Unfortunately, I also added up what I spent out-of-pocket for medical procedures. Let me preface this with the fact that I AM TOTALLY HEALTHY. But between mammograms, gynecological check-ups, knee injections, eye exams, new glasses, colonoscopies, and ending the year replacing a dental crown, my finances rushed backwards in a helluva hurry.

And I HAVE medical insurance! In 2006, when I retired from teaching, my premiums were $286 a month. In 2010 the same insurance cost me $672 a month, even with a $1500 deductible. That’s another $400 a month more than I budgeted for insurance just four years ago, and I’m not getting a single cent more on my pension.

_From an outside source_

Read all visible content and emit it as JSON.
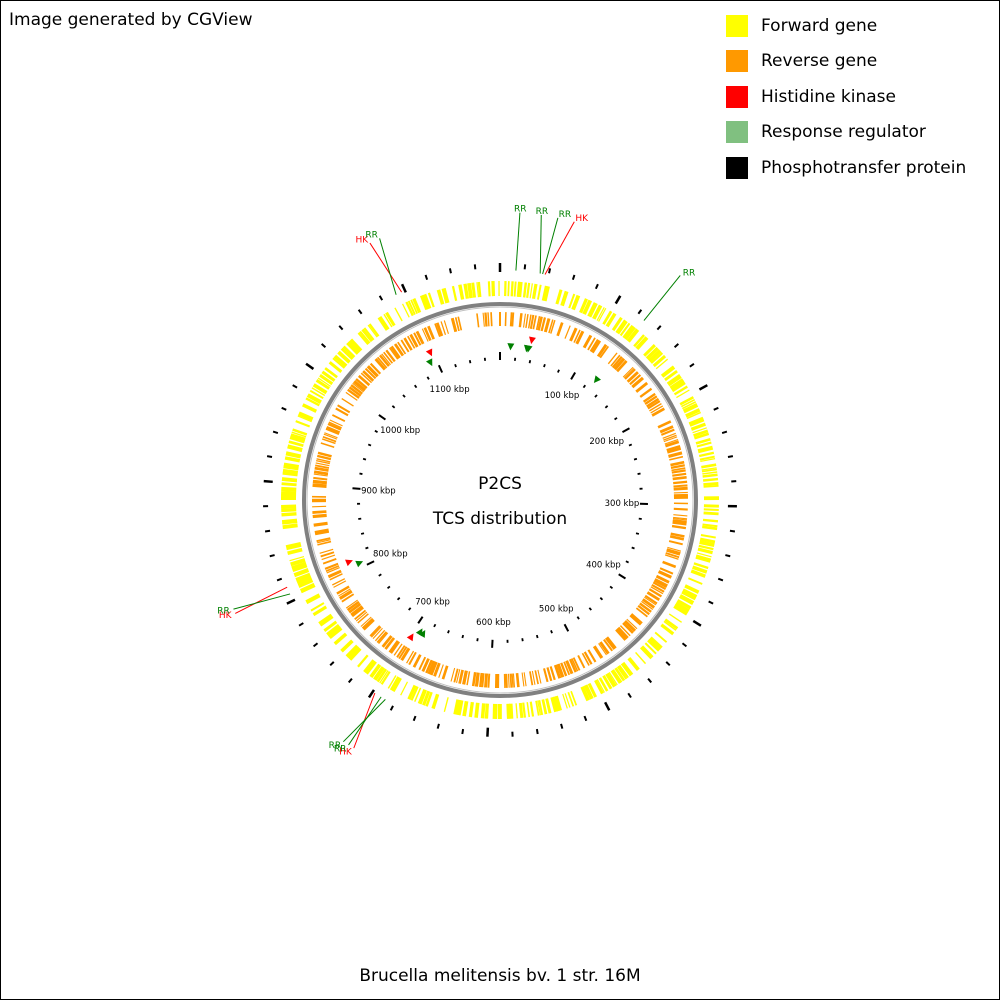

So what’s a girl, much too young for Medicare, to do? Well, folks, since I got everything (and I mean EVERYTHING) all checked out this fall, I’ve decided to go with my own version of a type of HSA plan— A Health Savings Account. I’ll still have insurance, but it will be for catastrophic occurrences only. I’m a good saver, so I’ll put the difference between my new premiums and my former premiums into a separate account to use for medical only.

God willing and the creek don’t rise, that money can just keep adding up until I’m eligible for Medicare. And it will be in MY account, not the insurance company’s. So I’m calling it my “Healthy Living Buys a New Car at 65 Account,” and the goal is to have enough set aside by then to pay cash for a vehicle of my choice.

That’s the plan, and I’m sticking to it.